O rapaz instintivamente levou a mão em sua intimidade, como se a protegesse. O que Cruella Devil faria era uma pergunta que ele até tinha medo de fazer e saber a resposta.
Cruella apagou a bituca do cigarro no cinzeiro e prontamente acendeu outro. Tossiu algumas vezes antes de dar a primeira tragada e liberar a fumaça pela boca e nariz.

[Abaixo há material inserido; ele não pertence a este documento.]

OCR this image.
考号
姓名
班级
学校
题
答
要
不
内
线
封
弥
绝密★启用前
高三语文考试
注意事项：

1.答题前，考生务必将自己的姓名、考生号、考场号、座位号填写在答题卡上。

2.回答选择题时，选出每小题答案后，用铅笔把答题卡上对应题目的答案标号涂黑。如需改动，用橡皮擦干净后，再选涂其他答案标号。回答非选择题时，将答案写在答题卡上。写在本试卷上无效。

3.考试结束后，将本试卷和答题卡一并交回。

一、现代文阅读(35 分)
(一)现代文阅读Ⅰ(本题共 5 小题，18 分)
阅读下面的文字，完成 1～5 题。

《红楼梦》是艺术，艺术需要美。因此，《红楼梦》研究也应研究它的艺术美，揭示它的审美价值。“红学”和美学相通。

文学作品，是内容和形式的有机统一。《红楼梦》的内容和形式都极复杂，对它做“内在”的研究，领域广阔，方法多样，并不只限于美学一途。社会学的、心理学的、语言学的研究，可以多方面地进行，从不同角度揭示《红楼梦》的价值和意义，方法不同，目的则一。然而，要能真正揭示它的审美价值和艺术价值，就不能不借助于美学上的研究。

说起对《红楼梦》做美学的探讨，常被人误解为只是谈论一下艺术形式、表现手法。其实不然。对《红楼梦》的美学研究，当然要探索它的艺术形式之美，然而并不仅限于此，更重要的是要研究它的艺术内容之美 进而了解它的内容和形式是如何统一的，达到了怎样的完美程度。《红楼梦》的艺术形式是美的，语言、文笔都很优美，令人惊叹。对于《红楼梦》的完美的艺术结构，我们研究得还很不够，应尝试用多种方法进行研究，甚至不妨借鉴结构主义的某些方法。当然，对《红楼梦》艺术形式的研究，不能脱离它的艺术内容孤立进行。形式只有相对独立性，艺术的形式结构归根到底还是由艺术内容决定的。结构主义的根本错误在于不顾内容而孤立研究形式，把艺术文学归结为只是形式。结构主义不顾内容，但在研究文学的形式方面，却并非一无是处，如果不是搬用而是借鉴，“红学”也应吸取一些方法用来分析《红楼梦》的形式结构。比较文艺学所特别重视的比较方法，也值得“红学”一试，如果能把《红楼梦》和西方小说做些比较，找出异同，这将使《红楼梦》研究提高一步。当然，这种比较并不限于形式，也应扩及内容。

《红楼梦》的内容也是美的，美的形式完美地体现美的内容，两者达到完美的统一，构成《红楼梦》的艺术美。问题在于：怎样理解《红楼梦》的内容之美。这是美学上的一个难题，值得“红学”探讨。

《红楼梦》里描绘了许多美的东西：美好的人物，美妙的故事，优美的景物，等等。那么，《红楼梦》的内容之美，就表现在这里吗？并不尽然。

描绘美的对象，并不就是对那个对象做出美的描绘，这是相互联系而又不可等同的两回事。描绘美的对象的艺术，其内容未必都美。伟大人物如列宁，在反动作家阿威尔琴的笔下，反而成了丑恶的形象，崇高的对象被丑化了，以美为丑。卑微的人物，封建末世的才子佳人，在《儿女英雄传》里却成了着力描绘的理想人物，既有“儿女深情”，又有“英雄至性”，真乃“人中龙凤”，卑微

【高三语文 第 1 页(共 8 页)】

- Parece que vou ter trabalho em dobro com vocês. Não poderei obter resultados perfeitamente satisfatórios profissionalmente com vocês sem consertar os desvios de personalidade e ideais que possuem. Tudo bem. Este é mais um trabalho que terei que arcar. E se eu terei que despender meu precioso tempo endireitando vocês nos moldes corretos de pessoas da alta elite londrina, eu farei! Os três, lado á lado na minha frente...AGORA!
Eles prontamente obedeceram. Cruella observou cada um com olhar reprovador.
- Vou treiná-los, digo, ensiná-los a serem pessoas respeitáveis e invejadas. Para você. – ela falou, apontando para Alfred. – Você, que não tem vontade de aprender a fazer nada, vai aprender a fazer tudo com perfeição! Um verdadeiro "pau pra toda obra"!
Ela olhou para Scarlet, que tentava limpar a maquiagem borrada do rosto com um lenço.
- Você, eu irei transformar em uma mulher empoderada. Não tanto quanto eu, obviamente, mas será uma mulher toda fabricada para causar inveja nas outras, exalando autoconfiança para usar os machos e tirar deles o que for útil. Vai trabalhar na Devil's e ser uma workaholic e uma empresária altamente feroz capaz de andar o dia inteiro com salto 15 sem perder a pose! E engole esse choro!
Cruella parou diante do sobrinho, olhando-o em silêncio de cima a baixo por alguns segundos que pareceram ao rapaz como se estivesse sendo avaliado por um jurado de concurso.
- Você será um Devil da mais alta qualidade. Não profissionais medíocres como seus pais, mas um vencedor como eu, como sua avó, como os antepassados mais importantes que estão na árvore genealógica principal da família Devil! Com talento, capacidade, beleza, requintado, classe, orgulho, soberba, liderança, agressividade e sem essas babaquices sentimentalóides de "amor" por camponesa com tranças de ordenhadora de vacas! Você vai ter amor pelas suas criações, pela Devil's, pela linhagem da sua família, pelo seu trabalho e principalmente para si próprio! – ela agarrou o rosto dele. – Essa beleza toda, com os melhores genes Devil precisa ser enaltecida, precisa ser invejada, precisa ser exibida! O legado da divosidade Devil precisa ser mantido. E eu farei com que seja exatamente o que quero que seja, entendeu?!
Os três apenas concordaram, ainda que de forma receosa.